The Domesday Book of 1086 recorded a priest at Enford. There may have been a church here at that time, as 12th-century arches are cut into earlier walls. The chancel arch is late 12th or early 13th, while the chancel is 13th except for its south wall. A small octagonal building on the north side, built as a chapel but now the sacristy, is from a similar date. The north aisle is 14th century; in the 15th the south aisle and the tower were rebuilt. There was a spire, which fell in 1817, requiring repairs to the church in 1825–30. Restoration by C.E. Ponting took place in 1892–3.

In the churchyard is the lower part of a medieval stone cross. The six bells in the tower include three from the 17th century.

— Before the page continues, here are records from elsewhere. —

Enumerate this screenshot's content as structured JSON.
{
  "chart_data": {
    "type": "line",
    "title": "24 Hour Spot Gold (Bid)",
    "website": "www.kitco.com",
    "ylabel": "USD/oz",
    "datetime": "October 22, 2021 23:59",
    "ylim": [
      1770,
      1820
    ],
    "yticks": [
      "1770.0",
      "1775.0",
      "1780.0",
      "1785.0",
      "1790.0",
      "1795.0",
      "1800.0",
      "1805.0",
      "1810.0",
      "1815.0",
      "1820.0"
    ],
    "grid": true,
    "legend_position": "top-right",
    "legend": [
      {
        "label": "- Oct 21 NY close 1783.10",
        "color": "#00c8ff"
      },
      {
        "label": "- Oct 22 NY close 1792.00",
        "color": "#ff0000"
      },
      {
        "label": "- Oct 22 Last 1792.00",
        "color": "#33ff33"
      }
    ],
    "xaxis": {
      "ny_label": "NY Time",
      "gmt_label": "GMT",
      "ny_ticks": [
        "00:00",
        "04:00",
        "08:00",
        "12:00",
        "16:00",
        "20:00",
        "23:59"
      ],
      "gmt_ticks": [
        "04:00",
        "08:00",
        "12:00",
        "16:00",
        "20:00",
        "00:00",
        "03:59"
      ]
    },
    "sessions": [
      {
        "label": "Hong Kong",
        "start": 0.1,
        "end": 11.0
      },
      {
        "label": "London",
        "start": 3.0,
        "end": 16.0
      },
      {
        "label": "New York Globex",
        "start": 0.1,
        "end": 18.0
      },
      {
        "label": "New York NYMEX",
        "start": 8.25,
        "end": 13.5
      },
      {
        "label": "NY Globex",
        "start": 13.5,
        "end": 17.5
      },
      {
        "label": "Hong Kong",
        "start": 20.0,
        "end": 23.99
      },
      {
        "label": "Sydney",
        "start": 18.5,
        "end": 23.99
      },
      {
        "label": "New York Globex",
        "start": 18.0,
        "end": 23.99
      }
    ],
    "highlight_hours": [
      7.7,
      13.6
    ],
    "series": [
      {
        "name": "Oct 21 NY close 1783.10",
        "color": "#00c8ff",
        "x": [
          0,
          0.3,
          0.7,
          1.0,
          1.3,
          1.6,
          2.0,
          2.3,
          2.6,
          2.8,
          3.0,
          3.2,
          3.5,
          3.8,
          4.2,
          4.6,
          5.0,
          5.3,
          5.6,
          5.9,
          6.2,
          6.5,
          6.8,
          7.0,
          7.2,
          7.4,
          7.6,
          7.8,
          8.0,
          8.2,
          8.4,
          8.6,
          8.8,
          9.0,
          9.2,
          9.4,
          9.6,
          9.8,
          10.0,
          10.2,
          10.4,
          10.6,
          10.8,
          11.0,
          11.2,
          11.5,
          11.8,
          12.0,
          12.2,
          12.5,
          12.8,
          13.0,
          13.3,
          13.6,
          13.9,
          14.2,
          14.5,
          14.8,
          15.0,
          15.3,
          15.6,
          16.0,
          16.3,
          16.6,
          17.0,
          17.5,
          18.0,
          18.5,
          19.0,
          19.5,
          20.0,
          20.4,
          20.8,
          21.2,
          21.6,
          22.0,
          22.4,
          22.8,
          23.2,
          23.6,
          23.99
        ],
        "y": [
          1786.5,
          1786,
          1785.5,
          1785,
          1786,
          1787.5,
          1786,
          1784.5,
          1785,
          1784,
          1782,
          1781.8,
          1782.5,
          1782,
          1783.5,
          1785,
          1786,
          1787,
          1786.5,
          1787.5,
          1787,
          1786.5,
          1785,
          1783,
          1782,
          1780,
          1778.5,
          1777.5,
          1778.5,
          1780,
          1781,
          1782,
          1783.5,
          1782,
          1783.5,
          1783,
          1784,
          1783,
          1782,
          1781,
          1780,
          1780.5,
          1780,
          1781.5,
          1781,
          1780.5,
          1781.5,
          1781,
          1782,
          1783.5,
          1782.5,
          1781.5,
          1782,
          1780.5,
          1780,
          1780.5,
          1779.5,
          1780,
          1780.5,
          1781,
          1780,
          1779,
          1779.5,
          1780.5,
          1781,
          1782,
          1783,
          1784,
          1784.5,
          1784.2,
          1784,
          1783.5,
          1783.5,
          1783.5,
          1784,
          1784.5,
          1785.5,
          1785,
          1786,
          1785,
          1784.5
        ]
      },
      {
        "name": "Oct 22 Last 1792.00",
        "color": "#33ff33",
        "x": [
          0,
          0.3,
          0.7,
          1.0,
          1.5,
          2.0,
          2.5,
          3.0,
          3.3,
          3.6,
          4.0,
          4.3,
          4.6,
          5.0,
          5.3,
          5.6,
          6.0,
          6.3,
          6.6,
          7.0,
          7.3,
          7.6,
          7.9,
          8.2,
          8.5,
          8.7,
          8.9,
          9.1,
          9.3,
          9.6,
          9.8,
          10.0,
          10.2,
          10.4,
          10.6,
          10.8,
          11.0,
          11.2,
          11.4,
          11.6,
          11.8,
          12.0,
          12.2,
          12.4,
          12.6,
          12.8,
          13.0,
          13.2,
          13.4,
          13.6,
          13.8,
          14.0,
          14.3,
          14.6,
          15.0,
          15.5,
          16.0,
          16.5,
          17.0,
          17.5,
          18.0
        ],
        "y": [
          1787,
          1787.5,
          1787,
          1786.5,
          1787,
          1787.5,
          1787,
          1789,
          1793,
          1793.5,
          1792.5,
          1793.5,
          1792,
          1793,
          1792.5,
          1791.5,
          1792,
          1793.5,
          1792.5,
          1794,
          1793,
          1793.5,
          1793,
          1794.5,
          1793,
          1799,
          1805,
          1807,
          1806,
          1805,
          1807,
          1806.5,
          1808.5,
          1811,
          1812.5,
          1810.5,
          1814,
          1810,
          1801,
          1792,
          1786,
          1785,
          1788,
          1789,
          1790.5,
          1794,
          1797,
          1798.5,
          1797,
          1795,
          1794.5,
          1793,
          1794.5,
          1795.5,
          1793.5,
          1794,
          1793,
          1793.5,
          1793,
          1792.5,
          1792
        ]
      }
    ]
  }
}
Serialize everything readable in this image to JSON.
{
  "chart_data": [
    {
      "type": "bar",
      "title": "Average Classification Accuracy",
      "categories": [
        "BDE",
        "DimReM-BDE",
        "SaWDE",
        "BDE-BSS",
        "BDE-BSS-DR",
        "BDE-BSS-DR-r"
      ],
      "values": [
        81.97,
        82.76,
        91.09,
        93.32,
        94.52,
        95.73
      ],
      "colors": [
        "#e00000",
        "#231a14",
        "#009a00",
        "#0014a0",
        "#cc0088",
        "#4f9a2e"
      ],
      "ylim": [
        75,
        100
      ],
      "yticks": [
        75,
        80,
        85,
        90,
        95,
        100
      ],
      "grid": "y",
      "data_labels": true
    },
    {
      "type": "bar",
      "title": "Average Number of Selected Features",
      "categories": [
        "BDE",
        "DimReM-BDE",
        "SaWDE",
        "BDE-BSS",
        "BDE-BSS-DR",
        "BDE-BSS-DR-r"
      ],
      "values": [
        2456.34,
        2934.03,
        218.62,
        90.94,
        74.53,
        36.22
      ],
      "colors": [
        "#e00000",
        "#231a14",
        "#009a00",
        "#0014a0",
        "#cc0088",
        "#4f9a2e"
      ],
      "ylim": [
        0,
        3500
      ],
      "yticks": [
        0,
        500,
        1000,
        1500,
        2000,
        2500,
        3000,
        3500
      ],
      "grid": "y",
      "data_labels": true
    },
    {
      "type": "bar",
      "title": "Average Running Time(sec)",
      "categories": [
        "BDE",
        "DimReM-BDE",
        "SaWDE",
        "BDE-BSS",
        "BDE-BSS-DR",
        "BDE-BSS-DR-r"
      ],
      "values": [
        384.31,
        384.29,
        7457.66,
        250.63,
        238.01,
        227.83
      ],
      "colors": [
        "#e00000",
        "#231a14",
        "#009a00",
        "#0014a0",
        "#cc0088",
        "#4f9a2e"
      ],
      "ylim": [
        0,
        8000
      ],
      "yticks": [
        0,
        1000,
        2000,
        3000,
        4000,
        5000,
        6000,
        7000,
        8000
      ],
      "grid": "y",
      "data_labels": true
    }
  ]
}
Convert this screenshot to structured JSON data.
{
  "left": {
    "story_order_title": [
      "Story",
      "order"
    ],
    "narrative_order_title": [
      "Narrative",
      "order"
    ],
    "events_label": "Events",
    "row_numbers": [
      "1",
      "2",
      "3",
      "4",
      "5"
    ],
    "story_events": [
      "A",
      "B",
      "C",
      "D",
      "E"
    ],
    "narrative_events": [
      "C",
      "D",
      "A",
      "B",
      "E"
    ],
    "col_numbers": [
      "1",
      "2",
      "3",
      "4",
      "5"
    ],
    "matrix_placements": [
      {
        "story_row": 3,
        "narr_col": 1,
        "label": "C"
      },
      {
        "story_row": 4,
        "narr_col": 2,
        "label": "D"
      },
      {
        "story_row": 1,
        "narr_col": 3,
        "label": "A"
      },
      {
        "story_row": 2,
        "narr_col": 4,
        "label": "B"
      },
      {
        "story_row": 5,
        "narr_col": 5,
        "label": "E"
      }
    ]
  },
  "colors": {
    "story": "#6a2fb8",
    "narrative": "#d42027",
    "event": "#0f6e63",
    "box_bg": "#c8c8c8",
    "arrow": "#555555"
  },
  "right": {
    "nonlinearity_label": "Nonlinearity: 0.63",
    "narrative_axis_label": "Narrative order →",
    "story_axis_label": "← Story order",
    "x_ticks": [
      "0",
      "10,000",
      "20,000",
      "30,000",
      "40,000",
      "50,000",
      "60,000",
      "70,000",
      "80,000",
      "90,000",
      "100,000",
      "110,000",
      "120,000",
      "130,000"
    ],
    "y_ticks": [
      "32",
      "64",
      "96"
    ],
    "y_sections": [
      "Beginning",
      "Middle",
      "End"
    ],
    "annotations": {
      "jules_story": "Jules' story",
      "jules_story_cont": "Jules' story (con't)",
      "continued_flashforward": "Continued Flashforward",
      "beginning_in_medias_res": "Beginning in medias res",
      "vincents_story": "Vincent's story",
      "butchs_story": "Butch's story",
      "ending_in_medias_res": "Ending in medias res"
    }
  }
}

The church was designated as Grade II* listed in 1964. Today it is part of the Avon River Team parishes.

=== Methodist chapel ===
A chapel was built at East Chisenbury c. 1845 by either Primitive Methodists or Independent Methodists. A new chapel was built by the former in 1896 and continued in use well into the 20th century; the building was sold in 1990.

==Local government==
Enford is a civil parish in the area of the Wiltshire Council unitary authority, which is responsible for all significant aspects of local government. It also has an elected parish council, with mostly consultative functions.

== Amenities ==
There is a modern village hall at Longstreet. The parish has two pubs: the Swan Inn at Enford (17th/18th century) and the Red Lion at East Chisenbury.